Alan Wake 2 was much better, but I still wouldn’t call the experience at 4K playable. With the low base frame rate at 4K, even with FSR 2 set to Balanced, AFMF doesn’t have enough information to provide a smooth experience. Fortunately, 1440p was much better, not only due to the high base frame rate for AFMF, but also because I was able to bump FSR up to its Quality mode.

Across all three games, though, the experience wasn’t good. I was able to achieve playable performance in all three titles, but not without some significant hits to image quality. Meanwhile, even a GPU like the RTX 4070 Super can play Portal with RTX and Cyberpunk 2077 at maxed-out settings thanks to DLSS 3 and better overall ray tracing performance. AMD could compete more if these games supported FSR 3, and some of them will eventually. That’s not the case right now, however.

A key focus for the next generation

RX 7900 XTX and RX 7900 XT on a pink background.
Jacob Roach / Digital Trends

In the next generation of AMD graphics cards, path tracing needs to be a critical focus. That will come with better overall ray tracing performance, but also through robust FSR 3 support — something that I’ve been hammering on the past few months. It’s not that every game will support path tracing, but for the handful that do, it can make all the difference.

Over the past year, titles like Alan Wake 2 and Cyberpunk 2077: Phantom Liberty have been destination games. You buy an expensive GPU just to experience all the glitz and glamor in these titles, even if the card is overkill for most other games you want to play. As it stands now, Nvidia is the only one delivering that prestige gaming experience — even with AMD’s absurdly powerful RX 7900 XTX, there are a lot of compromises in these demanding games.

AMD has some compelling options lower down the stack. The RX 7600 effectively nullifies the RTX 4060, and there’s some serious competition between the RX 7800 XT and RTX 4070. Even in the range of higher-end options, AMD has put serious pressure on cards like Nvidia’s RTX 4070 Ti Super with its current-gen options.

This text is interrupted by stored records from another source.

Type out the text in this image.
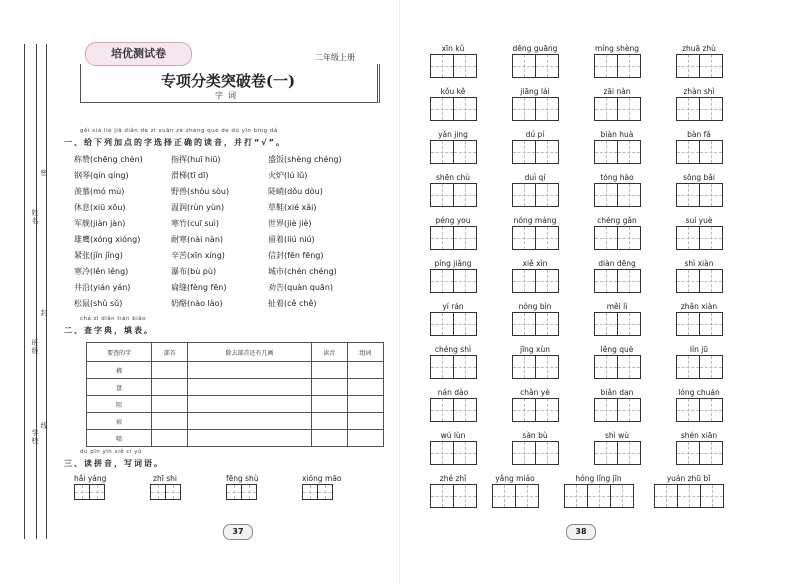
姓名：
班级：
学校：
密
封
线
培优测试卷	二年级上册
专项分类突破卷(一)
字词
gěi xià liè jiā diǎn de zì xuǎn zé zhèng què de dú yīn bìng dǎ
一、给下列加点的字选择正确的读音，并打“√”。
称赞(chēng chèn)	指挥(huī hiū)	盛饭(shèng chéng)
钢琴(qín qíng)	滑梯(tī dī)	火炉(lú lǔ)
羡慕(mó mù)	野兽(shòu sòu)	陡峭(dǒu dòu)
休息(xiū xōu)	温润(rùn yùn)	草鞋(xié xǎi)
军舰(jiàn jàn)	寒竹(cuī suì)	世界(jiè jiè)
雄鹰(xóng xióng)	耐寒(nài nàn)	留着(liú niú)
紧张(jǐn jǐng)	辛苦(xīn xíng)	信封(fēn fēng)
寒冷(lěn lěng)	瀑布(bù pù)	城市(chén chéng)
井沿(yián yán)	扁缝(fèng fēn)	劝告(quàn quān)
松鼠(shǔ sǔ)	奶酪(nào lào)	扯着(cě chě)
chá zì diǎn tián biǎo
二、查字典，填表。
要查的字	部首	除去部首还有几画	读音	组词
梆				
盘				
阻				
宿				
喷				
dú pīn yīn xiě cí yǔ
三、读拼音，写词语。
hǎi yáng	zhī shi	fēng shù	xióng māo
37
xīn kǔ	dēng guāng	míng shèng	zhuā zhù
kǒu kě	jiāng lái	zāi nàn	zhàn shì
yǎn jing	dú pí	biàn huà	bàn fǎ
shēn chù	duì qí	tóng hào	sōng bǎi
péng you	nóng máng	chéng gǎn	suí yuè
píng jiǎng	xiě xìn	diàn dēng	shì xiàn
yí rán	nóng bìn	měi lì	zhǎn xiàn
chéng shì	jīng xùn	lěng què	lín jū
nán dào	chǎn yè	biǎn dan	lóng chuán
wú lùn	sàn bù	shì wù	shén xiān
zhé zhǐ	yǎng miáo	hóng lǐng jīn	yuán zhū bǐ
38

Power adapter on the RTX 4070 Ti Super graphics card.
Jacob Roach / Digital Trends

The main problem here are the flagship cards. When you start spending up, you want to have all of the bells and whistles, and AMD is struggling on that front. The raw performance is competitive, but ray tracing and features are not, which is a tough compromise when you’re spending so much money on a graphics card.

This should be an area where AMD focuses on in the future, however. We currently expect to see AMD’s RDNA 4 graphics card in the second half of this year. The release date is fluid, with some leakers pointing to late summer and other suggesting the cards will arrive in winter, but it seems like RDNA 4 will launch at some point in 2024.

AMD is well aware of the ray tracing gap with Nvidia, too. Former Radeon manager Scott Herkelman said, “we just have to do better on future generations” in reference to ray tracing, pointing out the fact that AMD undercuts Nvidia’s pricing due to the ray tracing gap.

In addition, leakers like Moore’s Law is Dead claim that AMD is “going to go hard for ray tracing” in future GPU generations. That’s certainly the trajectory AMD has been on, with the current generation being a bit of an inflection point.

Signs are positive, but some leakers suggest AMD is abandoning high-end GPUs with its next-gen options, and instead focusing on midrange GPUs where the vast majority of PC gamers live. This is speculation for now, but if it’s true, high-end experiences like path tracing in games don’t seem likely if AMD focuses on the mainstream in the next generation.

Regardless, it’s an area AMD needs to address sooner rather than later. We already have a few example of how path tracing can transform the look of a game with Alan Wake 2, Cyberpunk 2077, Minecraft RTX, and Portal with RTX, and I suspect we’ll see more games supporting the demanding lighting tech in the future. It won’t be every game, but good performance in these prestige titles will continue to be important for flagship offerings.